DWA to Convert Three 'Shrek' Films to 3D

As Dreamworks Animation prepares for the May 21 release of Shrek Forever After, the animation studio is in the process of converting the first three movies in the phenomenally successful franchise to the stereo format for a 3D Blu-ray Disc release. On Wednesday at the NAB convention, DWA CEO Jeffrey Katzenberg said: "Our movies exist in digital files to begin with. To go back and rebuild to a quality 3D experience is not inexpensive, but we are about to achieve a pretty high quality result."

For animated films like Shrek, the 3D process involves going back to files and rendering out another eye. The makers of the Shrek films are working in close collaboration with the DWA team that is involved in the stereo process. "I think our product will be used to showcase what 3D in the home can offer in terms of the highest quality possible experience," Katzenberg said of the home entertainment release plan.

The exec expressed optimism about the rate of technical innovation occurring in 3D filmmaking, spending some time discussing live action conversion -- the subject of much scrutiny since the poorly received 3D conversion of Clash of the Titans opened in theaters and prompted industry concerns that bad 3D could threaten the format's rollout.

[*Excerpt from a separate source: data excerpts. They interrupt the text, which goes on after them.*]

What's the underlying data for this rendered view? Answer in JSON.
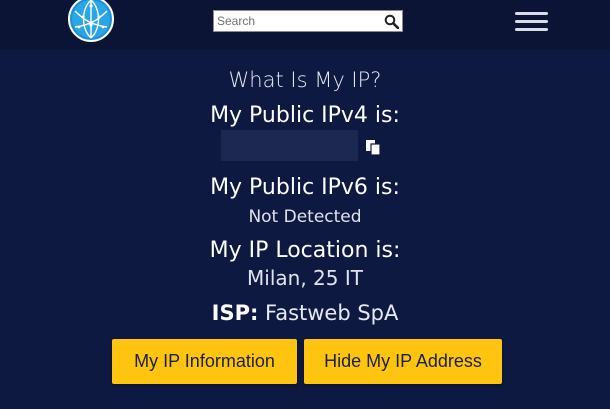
{
  "header": {
    "search": {
      "placeholder": "Search"
    },
    "logo_icon": "globe-logo",
    "menu_icon": "hamburger-menu-icon"
  },
  "main": {
    "title": "What Is My IP?",
    "ipv4_label": "My Public IPv4 is:",
    "ipv6_label": "My Public IPv6 is:",
    "ipv6_value": "Not Detected",
    "location_label": "My IP Location is:",
    "location_value": "Milan, 25 IT",
    "isp_key": "ISP:",
    "isp_value": "Fastweb SpA"
  },
  "buttons": {
    "info_label": "My IP Information",
    "hide_label": "Hide My IP Address"
  },
  "colors": {
    "background": "#0e1941",
    "header": "#0b1434",
    "button": "#fec40f"
  }
}
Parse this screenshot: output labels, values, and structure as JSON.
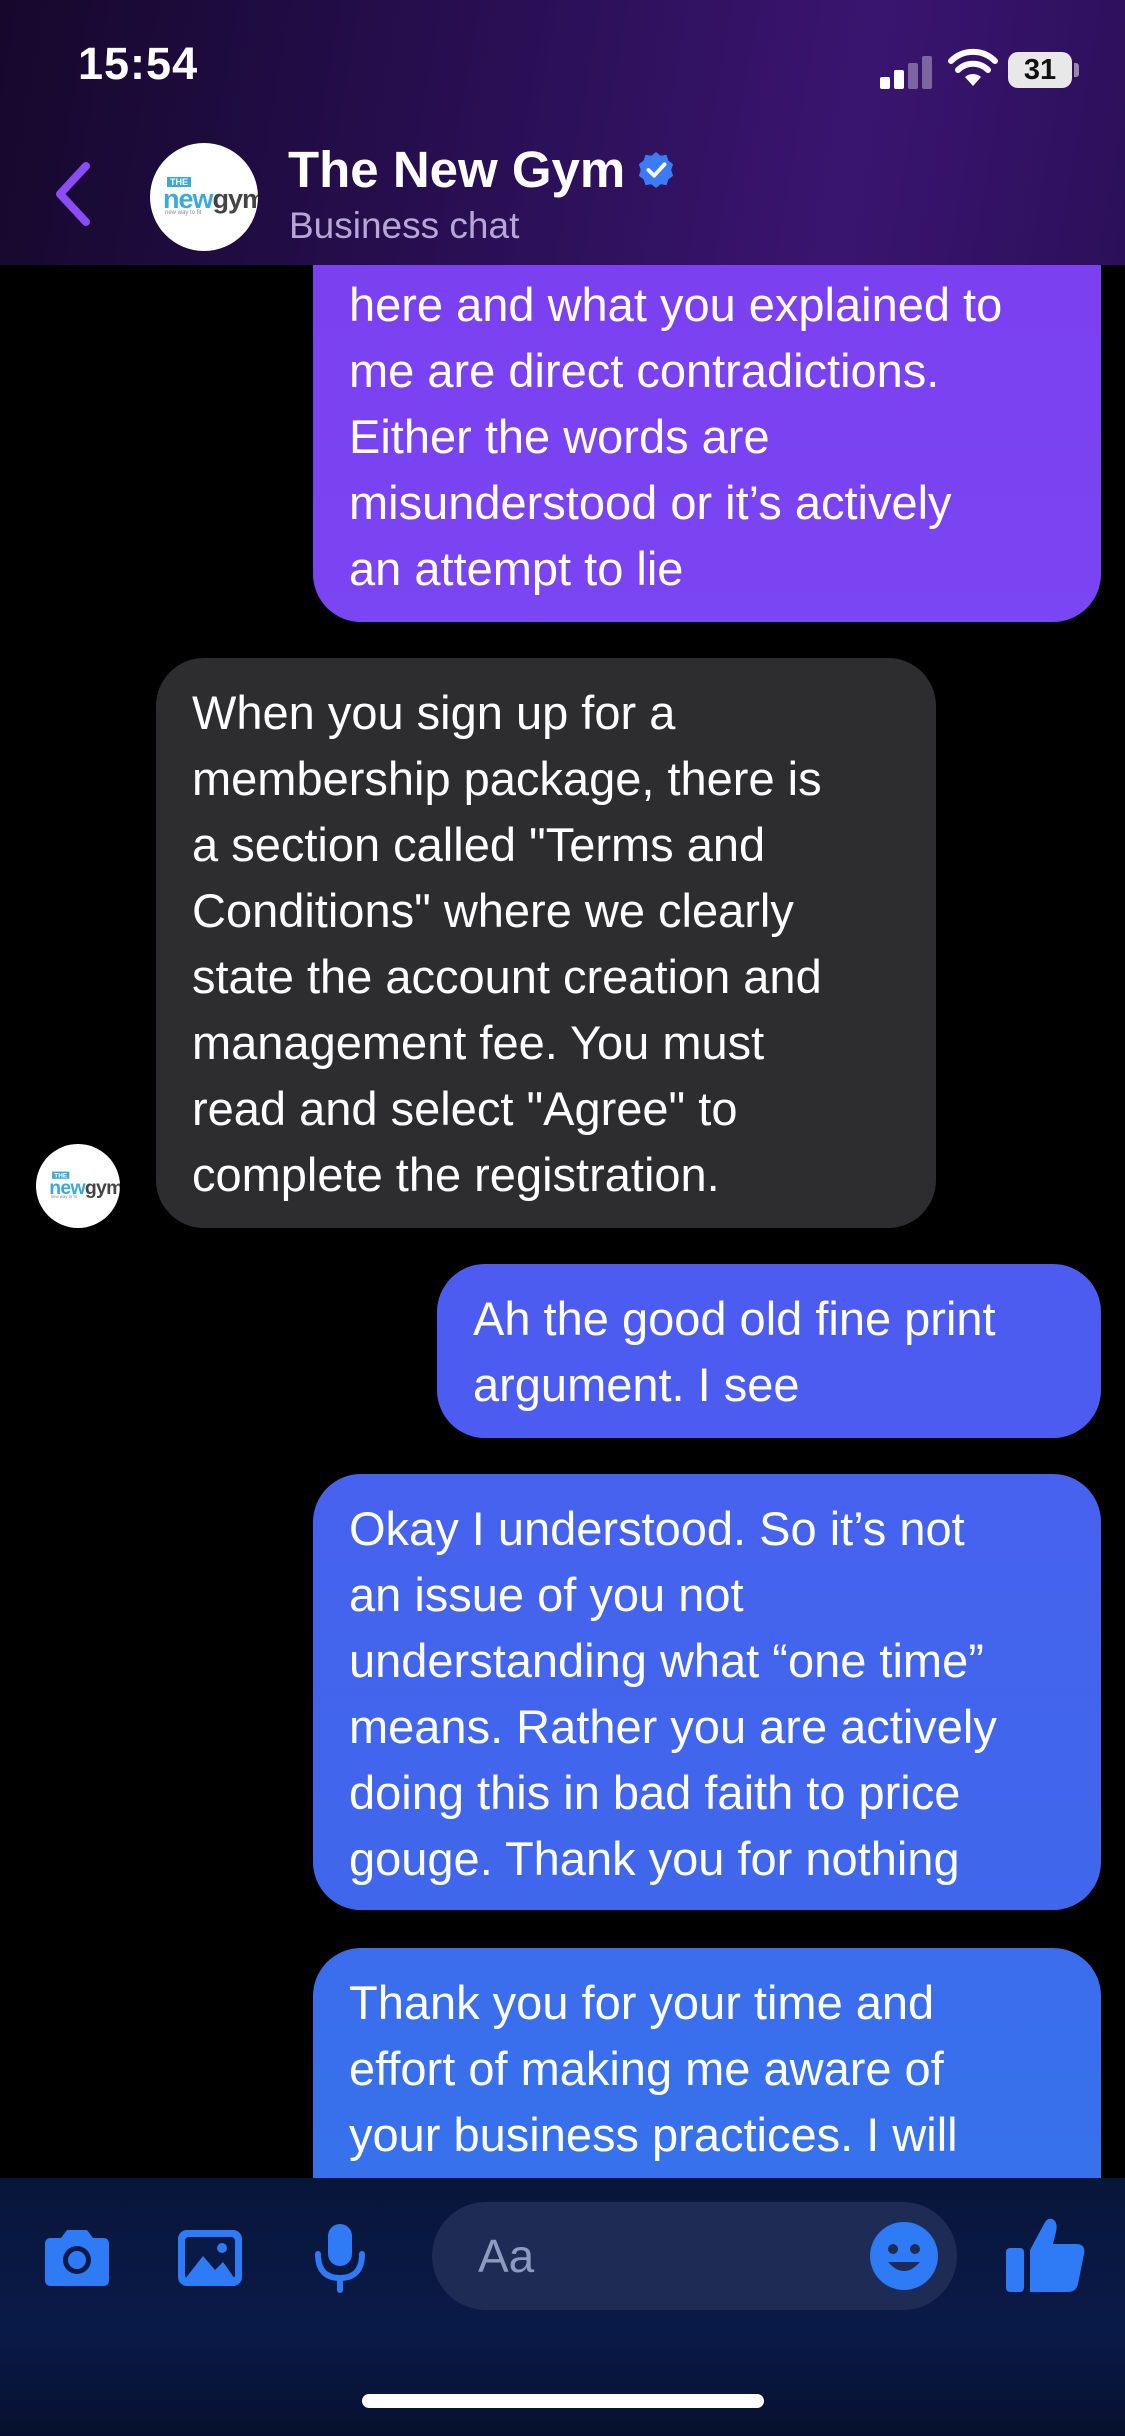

"We are just beginning to see big capital investments made into the area of post 2D-to-3D conversion. Right now it's at the most rudimentary," he said. "It is going to change very, very quickly. I'm still pretty optimistic that whether it's 12 months or 18 months or 24 months from now, there is going to be a quality product in straight 2D-to-3D conversion."

Pointing out that George Lucas is looking to convert Star Wars and James Cameron, Titanic, he said, "They are not going to do anything to diminish the importance of those films." Katzenberg suggested that the process could cost $20 million per film and 18 months to accomplish. He added that he saw a test for Titanic and said: "It is spectacular. Jim is a perfectionist."

Katzenberg emphasized the importance of the filmmakers' involvement in the process, which is part of the DWA effort. "Directing is the essential element that exists in a premium experience," he said, adding that it is "fantastic news" that Martin Scorsese has announced plans to use the format.

Also in Las Vegas, Katzenberg predicted that in a 10- to 15-year timeframe, there could be glasses-free stereo viewing in movie theaters and on billboards. In the short term, he anticipates seeing glasses free -- or autostereo -- displays for a suite of handheld devices at the 2011 Consumer Electronics Show; and in five to seven years, small- and medium-sized autostereo 3D monitors.